Where has it originated from?

It is found in Southeast Asia, Africa, Oceania, Japan, Central America, and the Caribbean. It is found naturally in subtropical and tropical rainforest areas, however there have also been cases in sand dune areas and dry inland tree species.

Where is it found in Australia?

First identified in Australia around 1952, it is predominantly found along the east coast of the country from Cape York to northern New South Wales.

How is it identified?

One of the easiest ways it can be identified is by the stocking that takes form along the roots and base of the tree near decaying regions. The stocking has a white border which normally turns brown as the disease progresses along the tree, and it will continue to advance up the trunk. Leaves, sticks and soil will also adhere to the Phelllinus Noxius stocking, however not all trees with Phellinus Noxius will display stocking symptoms above ground level.

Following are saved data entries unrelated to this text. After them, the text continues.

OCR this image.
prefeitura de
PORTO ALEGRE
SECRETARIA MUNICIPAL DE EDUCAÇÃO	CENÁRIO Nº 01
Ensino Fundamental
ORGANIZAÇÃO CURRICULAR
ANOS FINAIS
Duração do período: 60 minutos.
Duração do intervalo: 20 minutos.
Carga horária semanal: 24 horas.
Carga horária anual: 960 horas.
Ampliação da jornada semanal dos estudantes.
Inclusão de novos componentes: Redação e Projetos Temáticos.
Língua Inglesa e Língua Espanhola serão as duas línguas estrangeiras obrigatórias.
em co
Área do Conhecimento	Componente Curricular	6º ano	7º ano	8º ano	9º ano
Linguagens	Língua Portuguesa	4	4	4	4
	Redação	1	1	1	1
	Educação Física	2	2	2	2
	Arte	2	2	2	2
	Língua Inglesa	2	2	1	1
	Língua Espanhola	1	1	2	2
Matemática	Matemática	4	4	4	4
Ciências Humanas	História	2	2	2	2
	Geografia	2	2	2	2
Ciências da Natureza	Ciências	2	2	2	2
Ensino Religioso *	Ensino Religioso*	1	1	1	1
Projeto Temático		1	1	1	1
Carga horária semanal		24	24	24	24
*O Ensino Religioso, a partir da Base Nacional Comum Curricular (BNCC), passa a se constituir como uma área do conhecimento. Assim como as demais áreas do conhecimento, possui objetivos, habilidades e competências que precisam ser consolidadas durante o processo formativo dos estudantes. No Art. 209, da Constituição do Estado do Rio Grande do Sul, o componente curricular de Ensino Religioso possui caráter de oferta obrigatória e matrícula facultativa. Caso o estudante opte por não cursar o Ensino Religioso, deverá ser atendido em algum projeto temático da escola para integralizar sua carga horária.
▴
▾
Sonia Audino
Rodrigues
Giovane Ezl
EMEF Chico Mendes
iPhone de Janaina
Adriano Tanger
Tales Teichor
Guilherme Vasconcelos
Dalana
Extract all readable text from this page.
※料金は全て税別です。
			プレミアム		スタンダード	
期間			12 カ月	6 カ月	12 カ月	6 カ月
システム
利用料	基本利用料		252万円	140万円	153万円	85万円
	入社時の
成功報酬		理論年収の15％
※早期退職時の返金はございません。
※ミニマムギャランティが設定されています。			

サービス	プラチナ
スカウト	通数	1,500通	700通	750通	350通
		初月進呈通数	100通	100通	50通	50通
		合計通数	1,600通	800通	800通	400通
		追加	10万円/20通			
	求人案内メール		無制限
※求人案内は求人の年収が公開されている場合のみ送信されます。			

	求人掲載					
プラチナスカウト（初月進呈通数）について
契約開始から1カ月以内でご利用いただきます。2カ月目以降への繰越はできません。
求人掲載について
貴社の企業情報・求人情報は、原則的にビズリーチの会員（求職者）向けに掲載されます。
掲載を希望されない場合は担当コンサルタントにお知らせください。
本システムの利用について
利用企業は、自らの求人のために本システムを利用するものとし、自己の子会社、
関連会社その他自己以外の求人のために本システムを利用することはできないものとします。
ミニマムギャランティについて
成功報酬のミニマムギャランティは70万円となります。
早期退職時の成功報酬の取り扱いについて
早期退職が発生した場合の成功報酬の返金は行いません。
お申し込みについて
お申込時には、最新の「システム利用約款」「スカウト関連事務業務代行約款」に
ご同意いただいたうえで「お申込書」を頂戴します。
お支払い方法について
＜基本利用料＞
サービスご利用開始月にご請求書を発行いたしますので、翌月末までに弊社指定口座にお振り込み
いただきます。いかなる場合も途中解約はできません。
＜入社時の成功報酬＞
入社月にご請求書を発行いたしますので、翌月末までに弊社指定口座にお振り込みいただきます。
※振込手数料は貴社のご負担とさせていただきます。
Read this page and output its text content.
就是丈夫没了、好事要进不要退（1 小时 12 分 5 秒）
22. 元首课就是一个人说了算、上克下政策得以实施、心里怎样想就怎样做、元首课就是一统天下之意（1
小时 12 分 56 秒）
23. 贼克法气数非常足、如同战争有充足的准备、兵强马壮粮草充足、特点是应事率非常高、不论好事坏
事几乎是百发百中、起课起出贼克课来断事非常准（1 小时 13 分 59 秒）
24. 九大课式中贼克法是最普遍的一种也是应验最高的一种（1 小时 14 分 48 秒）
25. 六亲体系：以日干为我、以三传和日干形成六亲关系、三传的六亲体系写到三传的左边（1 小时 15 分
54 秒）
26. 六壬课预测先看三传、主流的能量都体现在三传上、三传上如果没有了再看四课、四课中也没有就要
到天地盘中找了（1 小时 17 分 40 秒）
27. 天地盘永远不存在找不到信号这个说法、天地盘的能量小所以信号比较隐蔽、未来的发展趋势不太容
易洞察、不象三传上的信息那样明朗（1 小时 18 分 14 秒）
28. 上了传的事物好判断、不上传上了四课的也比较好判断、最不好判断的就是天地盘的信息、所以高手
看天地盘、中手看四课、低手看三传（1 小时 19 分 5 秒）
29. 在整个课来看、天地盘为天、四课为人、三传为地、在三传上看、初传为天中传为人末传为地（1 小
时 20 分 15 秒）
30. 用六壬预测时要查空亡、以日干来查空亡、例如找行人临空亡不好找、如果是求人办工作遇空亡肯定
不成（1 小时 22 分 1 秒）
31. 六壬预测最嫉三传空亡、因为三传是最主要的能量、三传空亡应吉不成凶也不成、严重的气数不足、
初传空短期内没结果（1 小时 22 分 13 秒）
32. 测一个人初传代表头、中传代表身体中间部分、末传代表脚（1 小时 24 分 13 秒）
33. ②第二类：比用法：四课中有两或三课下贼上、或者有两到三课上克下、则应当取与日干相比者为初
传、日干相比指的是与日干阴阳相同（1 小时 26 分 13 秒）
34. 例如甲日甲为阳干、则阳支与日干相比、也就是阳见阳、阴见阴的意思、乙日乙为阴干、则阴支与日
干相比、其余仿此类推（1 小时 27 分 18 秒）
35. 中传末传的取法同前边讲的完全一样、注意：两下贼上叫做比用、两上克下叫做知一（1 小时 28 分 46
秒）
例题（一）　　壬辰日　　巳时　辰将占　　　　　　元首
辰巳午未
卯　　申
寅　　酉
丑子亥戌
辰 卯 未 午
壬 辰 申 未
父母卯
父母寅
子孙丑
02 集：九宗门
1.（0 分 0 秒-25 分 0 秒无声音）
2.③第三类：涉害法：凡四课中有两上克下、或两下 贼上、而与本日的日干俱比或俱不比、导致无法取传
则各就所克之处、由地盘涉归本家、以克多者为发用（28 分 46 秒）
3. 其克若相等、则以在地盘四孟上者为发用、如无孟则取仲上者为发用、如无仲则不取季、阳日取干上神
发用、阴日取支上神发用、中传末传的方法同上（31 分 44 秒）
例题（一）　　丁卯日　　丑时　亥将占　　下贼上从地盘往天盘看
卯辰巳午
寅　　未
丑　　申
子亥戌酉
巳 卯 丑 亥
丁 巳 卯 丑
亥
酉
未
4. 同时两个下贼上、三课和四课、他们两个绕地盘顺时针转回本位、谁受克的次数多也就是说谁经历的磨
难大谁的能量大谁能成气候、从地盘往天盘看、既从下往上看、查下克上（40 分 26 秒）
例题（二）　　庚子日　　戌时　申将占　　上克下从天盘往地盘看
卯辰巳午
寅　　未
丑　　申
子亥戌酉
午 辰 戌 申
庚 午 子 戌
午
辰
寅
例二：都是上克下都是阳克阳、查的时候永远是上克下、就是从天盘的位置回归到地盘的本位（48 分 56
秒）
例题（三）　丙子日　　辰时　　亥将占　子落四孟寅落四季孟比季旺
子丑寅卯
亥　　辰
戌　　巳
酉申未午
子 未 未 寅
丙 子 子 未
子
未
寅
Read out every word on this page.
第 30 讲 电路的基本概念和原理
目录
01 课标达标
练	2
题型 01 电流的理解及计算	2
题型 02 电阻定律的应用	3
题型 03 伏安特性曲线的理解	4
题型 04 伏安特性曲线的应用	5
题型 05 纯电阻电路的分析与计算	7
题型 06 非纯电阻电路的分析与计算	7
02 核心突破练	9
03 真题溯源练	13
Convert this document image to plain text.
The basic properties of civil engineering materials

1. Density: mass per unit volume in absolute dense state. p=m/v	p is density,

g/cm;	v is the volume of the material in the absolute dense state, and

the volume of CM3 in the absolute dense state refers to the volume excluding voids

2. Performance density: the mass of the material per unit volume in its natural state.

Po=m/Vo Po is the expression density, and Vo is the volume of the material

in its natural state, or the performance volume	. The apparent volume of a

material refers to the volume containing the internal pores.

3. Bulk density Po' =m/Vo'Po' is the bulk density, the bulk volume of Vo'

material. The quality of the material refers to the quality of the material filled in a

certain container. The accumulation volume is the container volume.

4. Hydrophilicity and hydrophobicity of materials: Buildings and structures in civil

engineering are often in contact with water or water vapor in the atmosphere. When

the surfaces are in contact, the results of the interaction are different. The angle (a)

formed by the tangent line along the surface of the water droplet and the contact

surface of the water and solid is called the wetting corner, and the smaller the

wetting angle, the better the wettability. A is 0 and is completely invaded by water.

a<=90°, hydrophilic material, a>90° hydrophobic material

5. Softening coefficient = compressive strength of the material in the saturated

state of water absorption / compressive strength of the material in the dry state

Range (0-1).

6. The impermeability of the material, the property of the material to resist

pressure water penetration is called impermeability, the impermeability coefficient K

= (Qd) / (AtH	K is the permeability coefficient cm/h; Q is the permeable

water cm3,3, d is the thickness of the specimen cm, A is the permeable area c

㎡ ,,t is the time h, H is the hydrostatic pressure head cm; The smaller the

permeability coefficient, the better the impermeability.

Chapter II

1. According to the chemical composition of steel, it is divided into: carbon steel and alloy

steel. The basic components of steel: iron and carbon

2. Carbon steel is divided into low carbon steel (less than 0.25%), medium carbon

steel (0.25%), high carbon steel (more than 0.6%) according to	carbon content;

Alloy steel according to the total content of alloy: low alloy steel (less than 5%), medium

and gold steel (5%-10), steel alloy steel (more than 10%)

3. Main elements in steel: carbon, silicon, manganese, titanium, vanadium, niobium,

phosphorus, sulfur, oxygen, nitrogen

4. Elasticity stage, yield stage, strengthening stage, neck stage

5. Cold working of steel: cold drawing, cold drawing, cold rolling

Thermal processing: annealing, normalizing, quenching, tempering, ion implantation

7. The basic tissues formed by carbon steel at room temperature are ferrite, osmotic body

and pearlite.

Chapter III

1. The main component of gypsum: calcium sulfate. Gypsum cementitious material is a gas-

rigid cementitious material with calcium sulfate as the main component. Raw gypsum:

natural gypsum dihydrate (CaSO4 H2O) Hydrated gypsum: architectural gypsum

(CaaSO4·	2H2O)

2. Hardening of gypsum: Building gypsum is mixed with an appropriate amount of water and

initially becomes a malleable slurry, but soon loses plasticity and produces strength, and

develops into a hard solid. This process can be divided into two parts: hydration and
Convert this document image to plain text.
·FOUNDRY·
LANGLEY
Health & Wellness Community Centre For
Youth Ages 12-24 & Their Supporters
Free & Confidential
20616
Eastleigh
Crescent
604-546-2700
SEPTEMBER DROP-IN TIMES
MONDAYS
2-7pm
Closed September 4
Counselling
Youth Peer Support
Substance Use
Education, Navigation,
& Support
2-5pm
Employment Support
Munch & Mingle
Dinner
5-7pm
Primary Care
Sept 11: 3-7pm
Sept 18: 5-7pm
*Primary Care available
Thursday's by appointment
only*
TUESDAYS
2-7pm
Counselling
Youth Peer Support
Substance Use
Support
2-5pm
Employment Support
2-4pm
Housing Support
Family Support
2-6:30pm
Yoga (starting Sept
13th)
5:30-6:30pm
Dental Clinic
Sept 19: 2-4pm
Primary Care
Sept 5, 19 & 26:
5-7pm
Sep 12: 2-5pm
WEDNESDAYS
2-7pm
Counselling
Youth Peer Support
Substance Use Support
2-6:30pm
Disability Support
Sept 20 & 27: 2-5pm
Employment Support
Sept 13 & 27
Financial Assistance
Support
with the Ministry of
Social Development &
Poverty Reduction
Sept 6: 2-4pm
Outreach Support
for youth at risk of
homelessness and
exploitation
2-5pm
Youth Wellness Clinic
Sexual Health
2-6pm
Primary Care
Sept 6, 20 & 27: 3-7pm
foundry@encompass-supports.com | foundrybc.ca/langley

Mycelial felt is often displayed between the bark and the wood of the tree. This is a white substance that literally looks felt-like in texture. It will appear to be layered between the parts of the tree.

How is it spread?

It has been suggested that the brown root rot is spread via root to root contact. Where a tree is infected, its root system touching another non-infected tree will often allow the disease to spread to neighbouring trees. Roots of healthy trees contacting with infested woody material in the soil has the potential to attract the disease.

Infested soil can stay contaminated for many years, so it’s important to ensure no other trees are planted within the infected soil areas for quite some time. In fact, it is believed the soil can stay contaminated for up to 50 years.

What needs to be done if there is Phellinus Noxius on your tree?

As the disease can appear in urban and city gardens, it may appear in your backyard. To enable correct  treatment for this disease it is imperative to obtain correct advice from a qualified arborist who will take samples for testing for positive identification. 

To reduce the spread to other trees in the area, installing root barriers beyond the live dead margin in an attempt to stop other trees nearby growing into the infected area, can largely assist. So far, there are no chemical control measures for this particular fungal disease, and the recommended way of controlling it is by removing heavily affected trees.